Only the next few years will tell. Major League Soccer expects a surge of interest for some time, though it knows all too well that Americans can quench their year-round sporting thirsts elsewhere.

But it’s also clear that this U.S. team is unlike prior squads – confident and (dare I say) respected, the Americans surely won’t enter the next Cup at 300 to 1 odds.

It is naïve, not to mention unfairly demanding, to expect soccer to dominate the U.S. sports landscape as it does elsewhere. It has, however, found a substantial niche and won over some of the most ardent, soccer-is-a-communist-sport skeptics.

And now to add some levity to an otherwise uncharacteristically uber-romanticized column: some dandy and not-so-dandy (soccer words I picked up) developments from the 2002 World Cup.

• Tommy Smyth. The straight-shooting Irishman pulls no punches in his analysis, though one meets great difficulty in translating his words once he gets going. I remember him saying something like, “Well, England have two powerrrful goal scorerrrs, David Beckham, who runstowrd the goalwit gret deteeermnation” (followed by two more minutes of passionately garbled speech). DANDY, if not entirely comprehensible.

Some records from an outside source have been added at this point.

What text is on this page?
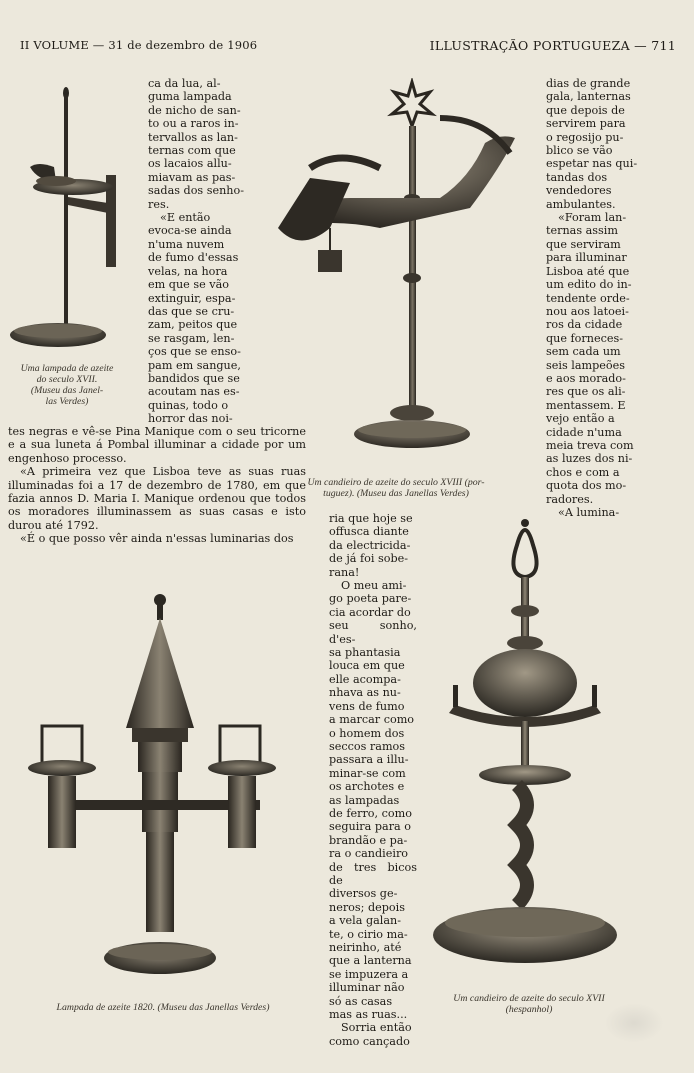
II VOLUME — 31 de dezembro de 1906	ILLUSTRAÇÃO PORTUGUEZA — 711
Uma lampada de azeite
do seculo XVII.
(Museu das Janel-
las Verdes)
ca da lua, al-
guma lampada
de nicho de san-
to ou a raros in-
tervallos as lan-
ternas com que
os lacaios allu-
miavam as pas-
sadas dos senho-
res.
«E então
evoca-se ainda
n'uma nuvem
de fumo d'essas
velas, na hora
em que se vão
extinguir, espa-
das que se cru-
zam, peitos que
se rasgam, len-
ços que se enso-
pam em sangue,
bandidos que se
acoutam nas es-
quinas, todo o
horror das noi-

tes negras e vê-se Pina Manique com o seu tricorne e a sua luneta á Pombal illuminar a cidade por um engenhoso processo.

«A primeira vez que Lisboa teve as suas ruas illuminadas foi a 17 de dezembro de 1780, em que fazia annos D. Maria I. Manique ordenou que todos os moradores illuminassem as suas casas e isto durou até 1792.

«É o que posso vêr ainda n'essas luminarias dos

Um candieiro de azeite do seculo XVIII (por-
tuguez). (Museu das Janellas Verdes)
dias de grande
gala, lanternas
que depois de
servirem para
o regosijo pu-
blico se vão
espetar nas qui-
tandas dos
vendedores
ambulantes.
«Foram lan-
ternas assim
que serviram
para illuminar
Lisboa até que
um edito do in-
tendente orde-
nou aos latoei-
ros da cidade
que forneces-
sem cada um
seis lampeões
e aos morado-
res que os ali-
mentassem. E
vejo então a
cidade n'uma
meia treva com
as luzes dos ni-
chos e com a
quota dos mo-
radores.
«A lumina-
Lampada de azeite 1820. (Museu das Janellas Verdes)
ria que hoje se
offusca diante
da electricida-
de já foi sobe-
rana!
O meu ami-
go poeta pare-
cia acordar do
seu sonho, d'es-
sa phantasia
louca em que
elle acompa-
nhava as nu-
vens de fumo
a marcar como
o homem dos
seccos ramos
passara a illu-
minar-se com
os archotes e
as lampadas
de ferro, como
seguira para o
brandão e pa-
ra o candieiro
de tres bicos de
diversos ge-
neros; depois
a vela galan-
te, o cirio ma-
neirinho, até
que a lanterna
se impuzera a
illuminar não
só as casas
mas as ruas...
Sorria então
como cançado
Um candieiro de azeite do seculo XVII
(hespanhol)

• Scoreless ties. Mine eyes have seen the boredom! In only a pair of pool games did the two teams fail to score a goal. But seeing France and Uruguay battle to nil-nil made me feel like I was 14 again, staying up all night to get a glimpse of skin on Showtime...to no avail. NOT SO DANDY

• Penalty kicks to end elimination matches. No comment. NOT EVEN CLOSE TO DANDY

• Blatant Nationalism. The World Cup has always been a forum for former colonies to strike back (see Senegal), the continuation of petty disputes (see England and Argentina) and jokes about premature French surrender (see France). DANDY, to a point.

• Flopping. (Insert your favorite Vlade Divac joke here). NOT SO DANDY

• Former Bruins in the Cup. Brad Friedel was masterful in goal, Cobi Jones is now the dean of U.S. Soccer, and Frankie Hejduk and Eddie Lewis outplayed the German midfield. DANDY

• Korean “cheering teams.” Fans were paid by the World Cup organizers to don the shirts of foreign teams and urge them on. NOT SO DANDY – How can this fanaticism go on with the Expos suffering a continent away?

• Landon Donovan. When he zipped along with the ball, I kept switching back and forth between singing “The Space Between” and yelling, “throw it down, quick man!” in a Bill Walton Voice. DANDY – the future of U.S. soccer.